Читать «История животных» онлайн - страница 57

Оксана Тимофеева

И обезьяна, и собака Кафки рассказывают нам свои истории: в обоих случаях голос животного как бы обращается в язык, так что само-отношение, рефлексия настоящего задним числом наделяет прошлое смыслом. Отмечу, однако, что здесь задействованы два не совсем одинаковых типа мимесиса: если обезьяна подражает тому, что есть (человеку, которого она считает свободным), то собака имитирует – и через эту имитацию изобретает – то, чего еще не было: новую науку. Если обезьяна даже в своей саморефлексии все еще является объектом наблюдения со стороны реально существующей человеческой науки, то собака – это субъект во всех смыслах этого слова, «пес – основатель новой науки». Новой науки, которую он практикует как свободу. Причем такой уникальной и свободной эту науку делает не что иное, как именно собакина изначальная неспособность к ней, ее неадекватность, наблюдаемые ею собственные ограничения – короче, ее собаковость, животность. Собака «откровенно и даже с некоторой радостью» признается в своей «…непригодности к науке, слабосильном уме, плохой памяти, и в первую очередь в неспособности постоянно видеть перед собой научную цель» и парадоксальным образом обнаруживает здесь не просто конститутивный момент новой науки, но необходимую начальную точку для прорыва, без которого свобода не была бы возможной:

Ибо мне кажется, что более глубокая причина моей непригодности к науке кроется в некоем инстинкте, и инстинкт этот воистину неплох ‹…› И этот инстинкт, может быть, как раз во имя науки – но какой-то другой, не той, которой занимаются сегодня, а какой-то самой последней науки – заставлял меня ценить мою свободу выше всего остального. Свобода! Впрочем, та свобода, которая возможна сегодня, – растеньице хилое. Но все-таки это свобода, все-таки какое-то достояние.

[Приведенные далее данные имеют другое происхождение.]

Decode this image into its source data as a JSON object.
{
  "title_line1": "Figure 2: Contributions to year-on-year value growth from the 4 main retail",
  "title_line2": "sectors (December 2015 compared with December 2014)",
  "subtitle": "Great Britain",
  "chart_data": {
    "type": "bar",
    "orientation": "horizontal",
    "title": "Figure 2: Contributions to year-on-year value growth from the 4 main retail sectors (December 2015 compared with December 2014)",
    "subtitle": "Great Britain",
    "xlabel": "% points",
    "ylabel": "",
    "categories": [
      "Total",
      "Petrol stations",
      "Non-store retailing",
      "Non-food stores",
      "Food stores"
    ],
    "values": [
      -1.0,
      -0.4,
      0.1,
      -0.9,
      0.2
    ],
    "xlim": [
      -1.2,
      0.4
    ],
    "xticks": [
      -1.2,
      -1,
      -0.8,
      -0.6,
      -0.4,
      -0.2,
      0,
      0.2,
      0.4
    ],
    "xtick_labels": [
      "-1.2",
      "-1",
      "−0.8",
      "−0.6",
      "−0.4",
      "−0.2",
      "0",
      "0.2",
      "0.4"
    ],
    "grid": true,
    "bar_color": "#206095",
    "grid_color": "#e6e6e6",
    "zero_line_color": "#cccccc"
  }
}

Если Делёз и Гваттари предпочитают говорить о выходе или ускользании, а не о свободе, то Младен Долар, комментируя «Исследования одной собаки», утверждает, что «свобода» – это «секретное слово» Кафки:

Это последнее предложение истории. Самое последнее слово всего этого, le fin mot как le mot du fin, – это свобода, с восклицательным знаком. Не заблуждаемся ли мы, не должны ли здесь себя ущипнуть: возможно ли, чтобы Кафка в конце концов произнес это слово? Пожалуй, это единственное место, где Кафка явным образом говорит о свободе, но это не значит, что в остальном его мире повсюду несвобода. Совсем наоборот: свобода всегда уже здесь, во все времена, это fin mot Кафки, как то секретное слово, которое мы не осмелимся произнести, хотя оно все время у нас на уме ‹…› И это лозунг, программа новой науки, которая сможет иметь с ней дело, иметь ее в качестве своего объекта, исследовать ее, самая последняя наука, наука о свободе.